Well well well.  No thank you Mercury for your f*ing retrograde self.  We merrily drove to Seattle to see Dr. JR today and got slapped down.  Poor P. Poor me.  F* ing Dr. JR.  Some stitches on P’s right nostril didn’t hold—again, apparently—and he wasn’t all that nice about it.  Not like being nice is really required, but we’d gotten a little used to it.  He scolded us heartily and told P to come back next Friday, and we’ve added another surgery to this.

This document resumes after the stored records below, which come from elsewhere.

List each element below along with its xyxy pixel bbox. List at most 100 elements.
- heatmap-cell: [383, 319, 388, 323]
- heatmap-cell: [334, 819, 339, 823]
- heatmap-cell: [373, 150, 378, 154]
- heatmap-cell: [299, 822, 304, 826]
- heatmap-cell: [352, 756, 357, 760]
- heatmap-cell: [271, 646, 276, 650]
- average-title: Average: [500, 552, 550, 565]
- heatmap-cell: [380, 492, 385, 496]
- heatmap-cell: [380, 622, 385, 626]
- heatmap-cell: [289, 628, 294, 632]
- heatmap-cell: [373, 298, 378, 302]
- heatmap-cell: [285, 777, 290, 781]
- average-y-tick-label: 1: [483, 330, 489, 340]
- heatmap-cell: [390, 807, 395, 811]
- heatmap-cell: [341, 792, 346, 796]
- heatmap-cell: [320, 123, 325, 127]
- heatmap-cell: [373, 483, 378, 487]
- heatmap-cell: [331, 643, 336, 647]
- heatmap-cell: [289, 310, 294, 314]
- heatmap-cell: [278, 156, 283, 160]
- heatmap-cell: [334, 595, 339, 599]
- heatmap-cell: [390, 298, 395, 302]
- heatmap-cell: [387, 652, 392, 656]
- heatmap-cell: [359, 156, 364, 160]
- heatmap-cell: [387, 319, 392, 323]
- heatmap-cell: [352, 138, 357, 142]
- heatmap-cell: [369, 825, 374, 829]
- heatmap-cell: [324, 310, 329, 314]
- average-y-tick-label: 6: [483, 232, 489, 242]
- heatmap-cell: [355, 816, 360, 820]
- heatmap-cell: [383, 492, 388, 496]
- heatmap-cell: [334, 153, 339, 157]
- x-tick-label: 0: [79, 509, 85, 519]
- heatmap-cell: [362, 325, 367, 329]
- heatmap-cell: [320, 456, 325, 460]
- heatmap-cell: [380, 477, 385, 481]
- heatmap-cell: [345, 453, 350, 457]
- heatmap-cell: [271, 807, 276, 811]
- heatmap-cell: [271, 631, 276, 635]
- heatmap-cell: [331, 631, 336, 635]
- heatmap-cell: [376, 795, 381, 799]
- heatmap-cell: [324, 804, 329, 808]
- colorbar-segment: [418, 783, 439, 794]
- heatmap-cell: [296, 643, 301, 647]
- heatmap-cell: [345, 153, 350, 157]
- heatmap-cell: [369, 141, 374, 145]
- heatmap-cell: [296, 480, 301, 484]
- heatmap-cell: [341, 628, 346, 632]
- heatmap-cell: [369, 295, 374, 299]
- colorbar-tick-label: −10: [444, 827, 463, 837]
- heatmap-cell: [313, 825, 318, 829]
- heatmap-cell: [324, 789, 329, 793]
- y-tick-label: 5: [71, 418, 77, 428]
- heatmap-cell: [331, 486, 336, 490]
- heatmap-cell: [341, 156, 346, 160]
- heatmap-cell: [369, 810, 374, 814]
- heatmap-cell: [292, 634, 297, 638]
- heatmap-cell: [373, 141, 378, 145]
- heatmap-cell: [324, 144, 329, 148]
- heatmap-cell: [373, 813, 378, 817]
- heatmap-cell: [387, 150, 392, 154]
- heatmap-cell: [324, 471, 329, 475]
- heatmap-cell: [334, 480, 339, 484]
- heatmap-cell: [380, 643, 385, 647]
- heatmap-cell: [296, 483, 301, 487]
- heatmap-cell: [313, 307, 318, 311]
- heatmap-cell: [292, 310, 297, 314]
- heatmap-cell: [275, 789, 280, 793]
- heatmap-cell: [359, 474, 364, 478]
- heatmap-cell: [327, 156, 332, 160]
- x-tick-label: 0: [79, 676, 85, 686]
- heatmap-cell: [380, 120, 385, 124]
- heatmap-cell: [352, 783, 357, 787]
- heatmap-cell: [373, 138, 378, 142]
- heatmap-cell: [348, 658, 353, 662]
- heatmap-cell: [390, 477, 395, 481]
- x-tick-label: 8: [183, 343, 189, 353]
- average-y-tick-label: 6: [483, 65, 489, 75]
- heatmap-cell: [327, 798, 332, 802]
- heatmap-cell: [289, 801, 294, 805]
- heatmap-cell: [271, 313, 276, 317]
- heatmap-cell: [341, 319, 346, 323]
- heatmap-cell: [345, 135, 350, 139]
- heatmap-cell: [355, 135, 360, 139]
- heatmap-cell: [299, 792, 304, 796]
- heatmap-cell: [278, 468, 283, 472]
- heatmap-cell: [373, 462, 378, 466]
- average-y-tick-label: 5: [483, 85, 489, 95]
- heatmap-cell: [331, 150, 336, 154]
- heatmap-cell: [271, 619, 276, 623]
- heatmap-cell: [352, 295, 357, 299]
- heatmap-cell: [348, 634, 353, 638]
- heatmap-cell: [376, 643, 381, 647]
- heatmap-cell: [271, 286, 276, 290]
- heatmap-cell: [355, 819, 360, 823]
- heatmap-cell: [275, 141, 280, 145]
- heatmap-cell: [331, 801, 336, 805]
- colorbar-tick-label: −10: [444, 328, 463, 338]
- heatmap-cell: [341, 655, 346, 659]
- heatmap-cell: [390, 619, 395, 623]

P is sorry he even started.  So am I, honestly.  And today, I think Dr. JR was too.  It’s long and hard and discouraging for him, too.  It was a very very bad day.  P is depressed and honestly so am I.  I feel like it will never end.  Now P has to be super calm and careful for a week, because if one more inside stitch goes, the rib cartilage will die and then… we start over.

Please God, don’t let that happen to us.  We’ve been stupid and wrong.  We’ve lied and made bad decisions about money and other things.  But please have mercy on us and don’t punish us anymore, just now.  Have mercy on us and let us heal.  I wish I could help his boredom/loneliness/desperation.  But I am out of ideas.

I am the one with nothing and no one, just a broken husband, beautiful as the sun but sliced and cut so many times he is unrecognizable.

Tell me what is the right thing to do.  Tell me clearly.  Write it on the wall.  I am so tired.